Additionally, EN and nSTB can be used to change modes if both VCC and VIO are powered.

If a bus wake up pattern (WUP) or local wake up (LWU) event occurs, the internal WAKERQ flag is set and the device transitions to standby mode which in turn sets the INH output high. The wake up source recognition flag (WAKESR) is set either high or low to identify which wake event occurred. This flag can be polled via the nFAULT pin after the device is returned to normal mode and only until there have been four recessive to dominant transitions on the TXD pin.

The wake source (WAKESR) flag has two states:

  • Low: This indicates that the wake up source was via the WAKE pin.
  • High: This indicates that a remote wake request via the CAN bus occurred.

If both a local wake and a remote wake request occur, the device indicates whichever event was completed first.
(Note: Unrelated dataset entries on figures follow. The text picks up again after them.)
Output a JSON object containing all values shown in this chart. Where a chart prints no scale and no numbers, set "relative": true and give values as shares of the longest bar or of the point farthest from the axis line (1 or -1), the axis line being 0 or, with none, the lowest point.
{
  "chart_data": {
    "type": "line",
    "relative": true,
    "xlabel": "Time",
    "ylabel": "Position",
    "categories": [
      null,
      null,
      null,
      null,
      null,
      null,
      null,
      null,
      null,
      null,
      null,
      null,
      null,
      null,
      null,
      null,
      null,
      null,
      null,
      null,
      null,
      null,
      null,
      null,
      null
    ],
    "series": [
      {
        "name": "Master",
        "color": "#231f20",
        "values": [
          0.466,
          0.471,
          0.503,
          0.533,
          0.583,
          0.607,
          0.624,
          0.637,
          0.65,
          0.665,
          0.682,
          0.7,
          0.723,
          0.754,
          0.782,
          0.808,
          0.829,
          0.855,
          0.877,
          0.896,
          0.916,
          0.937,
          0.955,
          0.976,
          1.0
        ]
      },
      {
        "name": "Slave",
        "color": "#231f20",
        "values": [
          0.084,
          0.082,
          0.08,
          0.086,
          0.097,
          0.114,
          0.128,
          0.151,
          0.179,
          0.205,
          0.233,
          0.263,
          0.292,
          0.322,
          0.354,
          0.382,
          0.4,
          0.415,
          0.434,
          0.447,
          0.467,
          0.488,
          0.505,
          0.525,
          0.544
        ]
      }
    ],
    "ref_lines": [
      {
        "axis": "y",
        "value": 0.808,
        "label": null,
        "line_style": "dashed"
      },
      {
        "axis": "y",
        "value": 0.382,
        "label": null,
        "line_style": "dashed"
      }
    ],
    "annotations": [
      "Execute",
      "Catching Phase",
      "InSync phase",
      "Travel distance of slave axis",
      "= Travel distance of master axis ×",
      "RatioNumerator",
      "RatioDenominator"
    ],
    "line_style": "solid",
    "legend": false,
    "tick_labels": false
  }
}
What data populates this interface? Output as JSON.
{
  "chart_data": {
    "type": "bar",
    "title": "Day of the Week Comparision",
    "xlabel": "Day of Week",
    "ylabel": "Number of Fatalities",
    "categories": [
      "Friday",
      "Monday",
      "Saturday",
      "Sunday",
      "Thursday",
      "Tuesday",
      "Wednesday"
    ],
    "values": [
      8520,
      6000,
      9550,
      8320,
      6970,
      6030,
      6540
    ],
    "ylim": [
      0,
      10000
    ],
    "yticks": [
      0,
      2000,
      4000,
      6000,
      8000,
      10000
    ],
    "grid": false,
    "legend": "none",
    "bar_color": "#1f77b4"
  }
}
The device transitions into sleep mode if at any time either or both the VCC or VIO supplies have an under voltage condition that lasts longer than timer tUV. If VIO remains active in sleep mode, the recommendation is to drive the EN pin low once the device has transitioned into sleep mode to reduce the current consumption due to the internal pull-down on the EN terminal.